"That's played out, isn't it, Bill," chimed in another; and to Bill's disgust, as he continued, "It don't go with the little Dutch Doctor since Sharpsburg. Every time his Company's turn would come for picket, while we were at that Camp, Bill would be a front-rank man at the Hospital, with a face as long as a rail, and twisted as if he had just had all his back teeth pulled. The little Dutchman would yell out whenever he would see him—'What for you come? Eh? You tam shneak. Rheumatism, eh? In hip?' And the Doctor would punch his shoulder and hip, and pinch his arms and legs until Bill would squirm like an eel under a gig. 'Here, Shteward,' said the Doctor the last time, as he scribbled a few words on a small piece of paper, 'Take this; make application under left ear, and see if dis tam rheumatism come not out.' Bill followed the Steward, and in a few minutes came back to quarters ornamented with a fly-blister as big as a dollar under his left ear. Next morning Bill didn't report, but he's been going it since on diarrhœa."

"He wasn't smart, there," observed another. "He ought to have done as little Burky of our mess did. He'd hurry to quarters, take the blister off, clap it on again next morning when he'd report, and he'd have the little Dutchman swearing at the blister for not being 'wors a tam.'"

Bill took the sallies of the crowd with the quiet remark that their turn for the sick list would come some day.

The Review on that day was a grand affair. The fine-looking manly form of Old Joe, as, in spite of a

bandaged left ancle not yet recovered from the wound at Antietam, and that kept the foot out of the stirrup, he rode down the line at a gait that tested the horsemanship of his followers, was the admiration of the men. In his honest and independent looking countenance they read, or thought they could, character too purely republican to allow of invidious distinctions between men, who, in their country's hour of need, had left civil pursuits at heavy sacrifices, and those who served simply because the service was to them the business of life. With hearts that kept lively beat with the regimental music as they marched past their new Commander, they rejoiced at this mark of attention to the necessities of the country, which removed an Officer, notorious as a leader of reserves, and placed them under the care of a man high on the list of fighting Generals. "Waterloo," says the historic or rather philosophic novelist of France, "was a change of front of the universe." The results of that contest are matter of record, and justify the remark. At Warrenton a great Republic changed front, and henceforth the milk and water policy of conciliating "our Southern Brethren" ranked as they are behind bristling bayonets, or of intimidating them by a mere show of force, must give way to active campaigning and heavy blows.

A rainy, misty morning a day or two after the review, saw the Corps pass through Warrenton, en route for the Railroad Junction, commencing the change of direction by the left flank, ordered by the new Commander of the Army. The halt for the night was made in a low piece of woodland lying south of the railroad. In column of Regiments the Division encamped, and in a space of time incredible to those not familiar with such scenes, knapsacks were

unslung and the smoke of a thousand camp-fires slowly struggled upwards through the falling rain. Its pelting was not needed to lull the soldiers, weary from the wet march and slippery roads, to slumber.

At early dawn they left the Junction and its busy scenes—its lengthy freight-trains, and almost acres of baggage-wagons, to the rear, and struck the route assigned the Grand Division, of which they were part, for Fredericksburg. "A change of base" our friends will read in the leaded headings of the dailies, and pass it by as if it were a transfer of an article of furniture from one side of the room to the other.

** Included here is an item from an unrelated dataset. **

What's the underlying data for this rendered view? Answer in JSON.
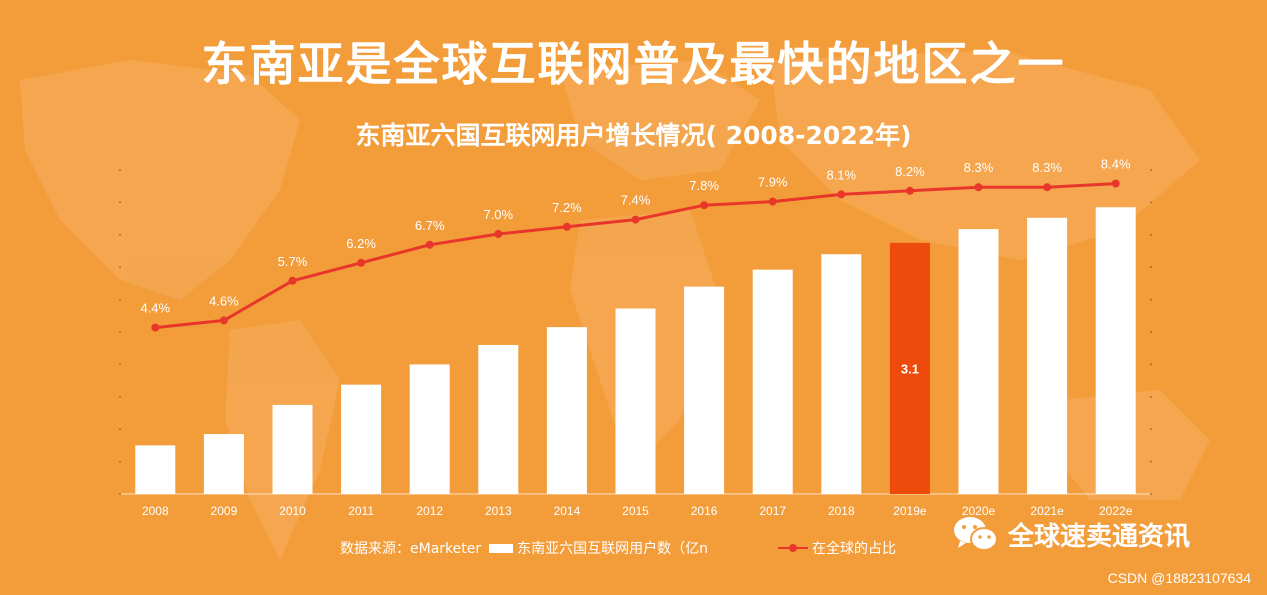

Little know they how much individual suffering from heavy knapsacks and blistered feet, confusion of wagon-trains, wrangling and swearing of teamsters, and vexation in almost infinite variety, are comprised in these few words. It is the army that moves, however, and the host of perplexities move with it, all unknown to the great public, and transient with the actors themselves as bubbles made by falling rain upon the lake. The delays incident to a wagon-train are legion. Occurring among the foremost wagons, they increase so rapidly that notwithstanding proper precaution and slowness in front, a rear-guard will often be kept running. The profanity produced by a single chuck hole in a narrow road appears to increase in arithmetical proportion as the wagons successively approach, and teamsters in the rear find their ingenuity taxed to preserve their reputation for the vice with their fellows.

Why negroes are not more generally employed as teamsters is a mystery. They are proverbially patient and enduring. Both the interests of humanity and horseflesh would be best subserved by such employment, and the ranks would not be reduced by the constant and heavy details of able-bodied men for that

duty. Capital and careful horsemen are to be found among the contrabands of Virginia, and many a poor beast, bad in harness because badly treated, would rejoice at the change.